All publications can be found here and Google Scholar.
Opinion spam detection
Online medias, such as Yelp, TripAdvisor and Amazon, are full of opinionated information that can easily and significantly influence a large number of customers' decisions. Due to the power of the reviews, dishonest businesses have adopted unethical or even illegal marketing strategies by paying a large number of reviewers (spammers) to post fake reviews (opinion spams) to promote or demote the businesses on these medias. We've adopted network and time series based methods to address the issue [ ICDM2011 KDD2012 ], especially with the help of multi-modal review data [ BigData2016b BigData2015 ].
Ensemble and model fusion.
Ensemble of multiple models, if fused properly, can provide more predictive power than any constituent model. Traditional ensemble methods, with a long history, studied the fusion of a small number of predictive models for binary and multi-class prediction. We move this field forward by targeting at fusing many unidentifiable predictive models, such as crowdsourcing workers, with sparse and structured output such as sets, rankings and trees. The challenges are to gauge the individual model's performance and to take into account the extra knowldge of the output space. Please check out these three papers [ ICDM2013 DSAA2015 CIKM2016a ] along with others [ SDM2012 KDD2014 SDM2015b ] .

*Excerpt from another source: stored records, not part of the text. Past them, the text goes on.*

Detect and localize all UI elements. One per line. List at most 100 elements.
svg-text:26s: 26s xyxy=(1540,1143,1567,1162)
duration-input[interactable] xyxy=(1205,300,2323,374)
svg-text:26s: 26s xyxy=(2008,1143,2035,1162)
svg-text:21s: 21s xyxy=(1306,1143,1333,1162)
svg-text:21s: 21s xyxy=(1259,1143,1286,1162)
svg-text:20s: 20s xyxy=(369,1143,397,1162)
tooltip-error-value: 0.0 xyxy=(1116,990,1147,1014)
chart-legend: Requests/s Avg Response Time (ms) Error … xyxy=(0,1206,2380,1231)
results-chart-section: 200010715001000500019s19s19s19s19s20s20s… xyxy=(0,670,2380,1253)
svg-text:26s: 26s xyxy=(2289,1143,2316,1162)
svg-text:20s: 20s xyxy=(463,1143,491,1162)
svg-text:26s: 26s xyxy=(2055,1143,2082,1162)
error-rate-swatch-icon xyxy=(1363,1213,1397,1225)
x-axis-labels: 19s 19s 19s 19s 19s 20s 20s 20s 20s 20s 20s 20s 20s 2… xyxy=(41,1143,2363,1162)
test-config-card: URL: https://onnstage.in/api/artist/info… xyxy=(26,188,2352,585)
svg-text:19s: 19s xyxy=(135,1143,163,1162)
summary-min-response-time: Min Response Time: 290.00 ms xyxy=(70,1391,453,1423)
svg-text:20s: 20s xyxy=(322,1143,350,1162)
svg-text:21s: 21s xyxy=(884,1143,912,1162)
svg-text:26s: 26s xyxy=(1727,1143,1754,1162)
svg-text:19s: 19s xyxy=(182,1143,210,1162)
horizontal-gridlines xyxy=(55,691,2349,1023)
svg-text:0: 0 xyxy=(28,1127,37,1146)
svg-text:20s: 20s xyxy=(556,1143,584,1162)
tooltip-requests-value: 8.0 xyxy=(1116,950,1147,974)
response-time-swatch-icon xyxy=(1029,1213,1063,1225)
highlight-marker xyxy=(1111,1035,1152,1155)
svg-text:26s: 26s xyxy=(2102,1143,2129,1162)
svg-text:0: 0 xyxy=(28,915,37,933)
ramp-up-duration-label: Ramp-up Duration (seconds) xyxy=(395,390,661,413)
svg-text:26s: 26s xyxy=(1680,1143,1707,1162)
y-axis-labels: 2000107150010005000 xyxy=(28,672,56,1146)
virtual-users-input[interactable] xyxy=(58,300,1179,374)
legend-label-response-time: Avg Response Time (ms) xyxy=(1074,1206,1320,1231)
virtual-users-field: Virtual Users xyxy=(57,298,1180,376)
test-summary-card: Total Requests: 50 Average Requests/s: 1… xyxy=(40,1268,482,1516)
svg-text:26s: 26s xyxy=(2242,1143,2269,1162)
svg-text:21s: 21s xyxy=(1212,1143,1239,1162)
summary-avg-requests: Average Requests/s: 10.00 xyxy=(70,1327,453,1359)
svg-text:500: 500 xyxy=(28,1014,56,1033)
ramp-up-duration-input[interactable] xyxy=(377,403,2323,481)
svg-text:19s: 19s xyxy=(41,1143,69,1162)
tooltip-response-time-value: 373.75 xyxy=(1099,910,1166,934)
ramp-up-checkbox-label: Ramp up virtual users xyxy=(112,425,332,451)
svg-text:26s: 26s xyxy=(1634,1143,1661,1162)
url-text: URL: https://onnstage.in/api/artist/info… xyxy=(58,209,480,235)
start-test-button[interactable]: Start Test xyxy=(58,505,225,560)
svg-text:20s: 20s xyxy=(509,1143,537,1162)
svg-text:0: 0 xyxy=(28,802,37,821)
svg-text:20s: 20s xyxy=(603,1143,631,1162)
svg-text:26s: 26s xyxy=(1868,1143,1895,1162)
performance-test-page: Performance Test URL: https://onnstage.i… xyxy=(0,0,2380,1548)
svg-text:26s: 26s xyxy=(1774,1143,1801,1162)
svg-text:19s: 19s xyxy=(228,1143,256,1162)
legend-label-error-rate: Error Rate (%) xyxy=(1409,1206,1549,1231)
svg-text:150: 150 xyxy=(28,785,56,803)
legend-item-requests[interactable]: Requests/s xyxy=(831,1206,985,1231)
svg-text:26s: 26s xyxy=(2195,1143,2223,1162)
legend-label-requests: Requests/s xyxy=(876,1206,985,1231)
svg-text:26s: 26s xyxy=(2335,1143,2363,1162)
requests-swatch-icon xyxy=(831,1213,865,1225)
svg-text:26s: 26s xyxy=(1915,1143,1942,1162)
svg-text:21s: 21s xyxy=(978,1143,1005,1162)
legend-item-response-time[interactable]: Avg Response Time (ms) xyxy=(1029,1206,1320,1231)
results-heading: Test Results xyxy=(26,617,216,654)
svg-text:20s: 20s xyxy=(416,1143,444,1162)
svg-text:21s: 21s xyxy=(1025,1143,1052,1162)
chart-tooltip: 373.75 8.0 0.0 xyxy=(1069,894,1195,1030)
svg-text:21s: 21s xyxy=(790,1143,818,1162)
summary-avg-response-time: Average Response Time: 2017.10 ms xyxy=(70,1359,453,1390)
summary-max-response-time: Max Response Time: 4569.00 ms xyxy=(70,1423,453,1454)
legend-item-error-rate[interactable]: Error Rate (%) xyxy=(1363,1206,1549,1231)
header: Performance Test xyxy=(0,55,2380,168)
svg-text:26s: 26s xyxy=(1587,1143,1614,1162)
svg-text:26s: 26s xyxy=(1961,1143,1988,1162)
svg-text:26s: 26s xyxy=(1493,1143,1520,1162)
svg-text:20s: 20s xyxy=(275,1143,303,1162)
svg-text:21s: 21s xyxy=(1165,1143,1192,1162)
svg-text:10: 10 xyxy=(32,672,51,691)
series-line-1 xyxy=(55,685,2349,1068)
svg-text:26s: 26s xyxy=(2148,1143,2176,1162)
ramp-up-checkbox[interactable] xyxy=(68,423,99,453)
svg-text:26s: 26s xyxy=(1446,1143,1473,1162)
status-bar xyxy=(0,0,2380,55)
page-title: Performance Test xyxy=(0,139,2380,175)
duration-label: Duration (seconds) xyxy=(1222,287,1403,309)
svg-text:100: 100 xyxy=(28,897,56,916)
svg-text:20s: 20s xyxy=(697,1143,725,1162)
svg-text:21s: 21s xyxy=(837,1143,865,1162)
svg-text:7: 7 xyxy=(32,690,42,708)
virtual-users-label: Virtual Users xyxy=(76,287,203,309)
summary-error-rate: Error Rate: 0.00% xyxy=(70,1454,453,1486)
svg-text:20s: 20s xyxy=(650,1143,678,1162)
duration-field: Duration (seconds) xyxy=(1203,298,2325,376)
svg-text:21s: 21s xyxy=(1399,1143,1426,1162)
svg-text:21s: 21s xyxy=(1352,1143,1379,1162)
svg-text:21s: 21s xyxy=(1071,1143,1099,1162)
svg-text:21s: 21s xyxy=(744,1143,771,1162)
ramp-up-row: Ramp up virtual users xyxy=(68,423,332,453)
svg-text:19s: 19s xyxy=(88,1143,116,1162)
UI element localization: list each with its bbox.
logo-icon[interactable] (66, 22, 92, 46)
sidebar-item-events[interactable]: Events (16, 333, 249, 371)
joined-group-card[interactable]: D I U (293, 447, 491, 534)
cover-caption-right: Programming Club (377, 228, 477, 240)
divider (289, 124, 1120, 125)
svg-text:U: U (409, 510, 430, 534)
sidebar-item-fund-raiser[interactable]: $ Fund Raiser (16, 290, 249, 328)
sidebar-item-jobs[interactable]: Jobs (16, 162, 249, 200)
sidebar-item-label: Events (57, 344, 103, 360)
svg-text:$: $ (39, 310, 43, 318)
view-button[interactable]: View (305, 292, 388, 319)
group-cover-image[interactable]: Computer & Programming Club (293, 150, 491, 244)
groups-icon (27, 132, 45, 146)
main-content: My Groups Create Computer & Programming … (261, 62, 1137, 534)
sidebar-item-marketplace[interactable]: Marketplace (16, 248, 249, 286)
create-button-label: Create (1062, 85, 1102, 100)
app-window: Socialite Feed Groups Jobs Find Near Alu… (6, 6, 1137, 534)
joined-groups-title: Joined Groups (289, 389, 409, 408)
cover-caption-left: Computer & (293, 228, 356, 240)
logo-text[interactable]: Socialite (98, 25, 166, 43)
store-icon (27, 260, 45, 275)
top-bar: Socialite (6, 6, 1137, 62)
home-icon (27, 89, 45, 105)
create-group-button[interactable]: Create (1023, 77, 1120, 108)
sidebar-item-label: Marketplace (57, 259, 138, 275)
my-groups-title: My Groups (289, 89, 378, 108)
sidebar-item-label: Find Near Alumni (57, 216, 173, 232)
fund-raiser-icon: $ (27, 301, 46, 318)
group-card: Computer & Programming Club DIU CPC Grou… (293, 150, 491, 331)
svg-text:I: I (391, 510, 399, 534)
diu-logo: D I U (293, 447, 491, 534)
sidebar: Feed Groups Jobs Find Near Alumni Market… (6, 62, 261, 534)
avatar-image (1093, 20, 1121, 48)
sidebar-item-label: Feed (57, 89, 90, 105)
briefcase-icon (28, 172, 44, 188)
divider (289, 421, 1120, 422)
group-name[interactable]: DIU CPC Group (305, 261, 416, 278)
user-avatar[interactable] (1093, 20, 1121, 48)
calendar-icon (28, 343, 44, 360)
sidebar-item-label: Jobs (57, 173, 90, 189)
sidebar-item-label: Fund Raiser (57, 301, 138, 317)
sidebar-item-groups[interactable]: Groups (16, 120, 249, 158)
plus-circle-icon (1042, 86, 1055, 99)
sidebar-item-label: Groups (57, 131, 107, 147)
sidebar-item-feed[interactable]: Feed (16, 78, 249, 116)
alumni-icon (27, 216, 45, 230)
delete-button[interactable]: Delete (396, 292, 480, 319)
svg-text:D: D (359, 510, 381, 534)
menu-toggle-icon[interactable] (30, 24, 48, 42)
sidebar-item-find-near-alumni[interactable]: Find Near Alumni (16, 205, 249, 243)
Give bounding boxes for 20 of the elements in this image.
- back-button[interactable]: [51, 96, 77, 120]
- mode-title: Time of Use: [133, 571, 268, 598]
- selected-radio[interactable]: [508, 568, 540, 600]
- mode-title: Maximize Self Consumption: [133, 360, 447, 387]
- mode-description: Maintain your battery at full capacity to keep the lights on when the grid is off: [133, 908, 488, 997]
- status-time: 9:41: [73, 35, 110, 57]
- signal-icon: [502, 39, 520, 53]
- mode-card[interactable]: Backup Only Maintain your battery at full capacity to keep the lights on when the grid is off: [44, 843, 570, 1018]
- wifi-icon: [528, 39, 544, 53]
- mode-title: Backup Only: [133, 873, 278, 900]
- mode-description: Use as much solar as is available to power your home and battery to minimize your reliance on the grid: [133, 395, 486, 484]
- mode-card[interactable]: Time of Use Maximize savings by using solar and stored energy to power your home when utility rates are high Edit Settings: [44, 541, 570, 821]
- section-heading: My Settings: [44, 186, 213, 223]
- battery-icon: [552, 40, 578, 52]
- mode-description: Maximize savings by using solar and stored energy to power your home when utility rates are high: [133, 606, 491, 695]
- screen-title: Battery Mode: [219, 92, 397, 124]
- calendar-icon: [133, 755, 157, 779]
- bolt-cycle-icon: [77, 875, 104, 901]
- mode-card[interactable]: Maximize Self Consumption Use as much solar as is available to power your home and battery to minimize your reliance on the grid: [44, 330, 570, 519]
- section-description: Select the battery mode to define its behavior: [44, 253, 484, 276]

Extreme Multi-labeled Learning.
Multi-labeled learning is a technique to assign more than one semantic concepts to a data item, and has found wide applications in areas such as bioinformatics, healthcare, e-commerce and social media. Big data have changed the landscape of multi-labeled learning by increasing the number of labels to an unprecedented scale. For example, there are tens of thousands of tags (as labels) for texts on Stackoverflow and Yahoo Answer, and millions of tags for images on Flickr. Extreme multi-labeled learning tries to scale up the traditional multi-labeled learning to handle the large number of labels with varying importance, sparsity and informativeness. My current research tries to address the scalability challenges in many aspects through the help of NLP, knowledgebases and crowdsourcing. See [ BIGDATA2016a CIKM2016b SDM2016a ] for the on-going research on the topic.